5. 第五章
作品:《升官发财捞哥哥》 休屠王王帐是十几座连在一起的豪华毡房,内外皆配备有重兵把守,进入前先要搜缴身上携带的利器。
应灵徽神色自若走进去,半个时辰后顶着匈奴人看怪物的眼神出来。
既没缺胳膊也没少腿!
连看管她和楼慈的匈奴女人都忍不住好奇地比划,询问她是怎么做到的。
实在不怪他们惊讶,在得知自己是被休屠王部下掳走后,心智强悍如应灵徽都产生要不自杀吧,至少死得体面这种想法。
只因这位休屠王,是历史上连桀帝都面不改色评价其行为“残暴”的超雄。
得罪他,惹怒他,他看不顺眼,有条件的处以极刑,没条件就统统剁成肉酱。
野史记载他连自己儿子都不放过,甚至仅仅因为不解气就把尸体挂在帐篷上风干。
关键这竟然不是史官抹黑,他还真是这么干的!
一排黑黢黢人肉干作为证据挂在帐篷上随风晃啊晃啊,应灵徽差点儿没当场吐出来。
她一脸麻木的安慰自己,没逝的没逝的应灵徽,你可以,不就是个残暴老头子吗?
努努力,争取趁早毒死他,早点离开这个鬼地方。
带着再也不想看见那排人肉干的想法,应灵徽次日向休屠王提出要外出寻找草药。
没错,休屠王留她一命纯粹是她赶上这糟老头子命不久矣的好时候了。
久病成医,这话没错。
应灵徽打针吃药,手术化疗,中西医结合浸淫了十几年,就算是个傻子也该耳濡目染会一点医学知识。
何况她基本上算是过目不忘,一点就通。
因此她在成为草原奴后先是编造身份老实本分干活,让匈奴人放松警惕,而后趁机将返回都城路上摘的毒草下到饮用水源和肉食里。

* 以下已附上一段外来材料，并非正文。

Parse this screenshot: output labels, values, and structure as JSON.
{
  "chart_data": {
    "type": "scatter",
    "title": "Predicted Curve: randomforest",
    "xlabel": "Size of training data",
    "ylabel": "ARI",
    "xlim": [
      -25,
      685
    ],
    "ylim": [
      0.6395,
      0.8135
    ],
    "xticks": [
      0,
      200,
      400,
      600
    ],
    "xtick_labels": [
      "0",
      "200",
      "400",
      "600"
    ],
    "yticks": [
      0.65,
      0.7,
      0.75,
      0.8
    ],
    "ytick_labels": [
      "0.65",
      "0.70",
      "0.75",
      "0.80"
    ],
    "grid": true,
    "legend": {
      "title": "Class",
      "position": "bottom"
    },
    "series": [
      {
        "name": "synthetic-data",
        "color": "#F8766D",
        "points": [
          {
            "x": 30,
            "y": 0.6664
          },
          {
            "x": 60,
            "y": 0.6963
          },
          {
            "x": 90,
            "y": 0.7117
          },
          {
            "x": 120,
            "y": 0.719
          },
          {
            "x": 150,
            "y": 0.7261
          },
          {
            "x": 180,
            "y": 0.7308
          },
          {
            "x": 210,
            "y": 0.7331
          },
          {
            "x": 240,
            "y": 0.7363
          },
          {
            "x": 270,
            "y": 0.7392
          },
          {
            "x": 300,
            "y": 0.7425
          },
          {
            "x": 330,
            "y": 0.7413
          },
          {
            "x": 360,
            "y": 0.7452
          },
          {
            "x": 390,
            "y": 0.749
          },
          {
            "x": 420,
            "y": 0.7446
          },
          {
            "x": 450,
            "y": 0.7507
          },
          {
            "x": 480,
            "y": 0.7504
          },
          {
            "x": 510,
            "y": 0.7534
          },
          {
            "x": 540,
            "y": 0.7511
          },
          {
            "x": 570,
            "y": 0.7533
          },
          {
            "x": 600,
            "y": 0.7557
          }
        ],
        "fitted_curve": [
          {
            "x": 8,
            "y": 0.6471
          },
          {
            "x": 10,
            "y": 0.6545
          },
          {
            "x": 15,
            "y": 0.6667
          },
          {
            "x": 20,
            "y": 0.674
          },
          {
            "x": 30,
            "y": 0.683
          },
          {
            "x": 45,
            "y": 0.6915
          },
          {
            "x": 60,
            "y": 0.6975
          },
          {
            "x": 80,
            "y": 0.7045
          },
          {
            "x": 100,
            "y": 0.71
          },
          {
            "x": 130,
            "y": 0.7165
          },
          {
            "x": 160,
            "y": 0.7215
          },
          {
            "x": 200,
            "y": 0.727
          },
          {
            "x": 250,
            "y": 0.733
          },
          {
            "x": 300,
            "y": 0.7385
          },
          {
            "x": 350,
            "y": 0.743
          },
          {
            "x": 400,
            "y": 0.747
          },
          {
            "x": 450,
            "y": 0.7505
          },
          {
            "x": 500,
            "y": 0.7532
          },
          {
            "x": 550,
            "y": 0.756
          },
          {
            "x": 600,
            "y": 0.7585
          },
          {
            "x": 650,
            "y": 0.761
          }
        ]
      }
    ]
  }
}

因为是精心研究配比过的新型毒药,部落中的巫医也束手无策。
短短几天,不仅牛羊死伤无数,近百匈奴人也含恨而死。
而整整一帐篷草原奴却毫发无伤。
休屠王大怒,要知道在草原上,最珍贵的物资就是牛羊和人口,也只有这种大事才能劳动沉迷享乐的休屠王看上一眼,问上几句。
这一问不要紧,休屠王发现自己属下这次掳掠回来的大虞人中竟然有一名医术比部落巫医更高明的医者!
如同应灵徽预料的那样,他第一时间想到的不是把事情查个水落石出,也不是安慰死去族人的家眷。
而是既然这个人能解巫医解不了的毒,那是不是也代表他能治巫医治不好的病呢?
他当即召见应灵徽,而应灵徽为此早已筹谋多日自然不会让他失望。
这才有了她活着走出休屠王王帐那一幕。
“看来长生天还是眷顾本王的,不远千里专门为本王送来医者治病。”
也就是应灵徽忙着联络周围部落并煽动他们合起伙来造反,没听到休屠王这等自负发言。
不然她保证砍下他的脑袋往里面灌满水银,有毒物就该和有毒的脑子埋在一起,免得后世哪个倒霉蛋挖到还以为是什么雄主墓葬。
又过了两个月,右贤王部。
混得风生水起的应灵徽作为“虞巫”被休屠王进献给右贤王,而她刚下马就被拦住了。
“呼延巴娜?”
“正是,请您做我的老师吧!我想向您学习治好牛羊和人疾病的本领。”
眼前少女一双黑曜石般的眸子虔诚望向她,可惜应灵徽正谋划着如何搅动右贤王各部,最好能趁机杀掉右贤王,她身边多一个人就多一份暴露的可能。
“我不同意!”
应灵徽挑眉,两人一齐回头看去,身量高挑即使在匈奴人中间也不至于逊色的楼慈嘴角噙着嘲讽的笑直视呼延巴娜。
“你这个大虞人,怎么这么没有礼貌!”
“你这个羌人又好到哪里去?”
呼延巴娜被戳到痛处用鼻子出气,吭哧半天竟然憋出个大招。
她蔑视地对楼慈说了句:“你这样的外宠,有什么资格参与主人们对话?”
系统:哇哦。
它恨没有废代码可以当小零食边嚼边看戏。
应灵徽:“……”
应灵徽想要息事宁人的手默默放下。
转而对楼慈做了个“您请便”的手势,尴尬而不失礼貌地对呼延巴娜笑笑,而后脚步飞快一头撞进最近帐篷里。
扈从看着她死里逃生的表情叹息摇摇头。
一副过来人神情劝她:“大巫,您不应该如此宠爱他,为了他哪里能拒绝浑邪王养女这样好的婚事呢?”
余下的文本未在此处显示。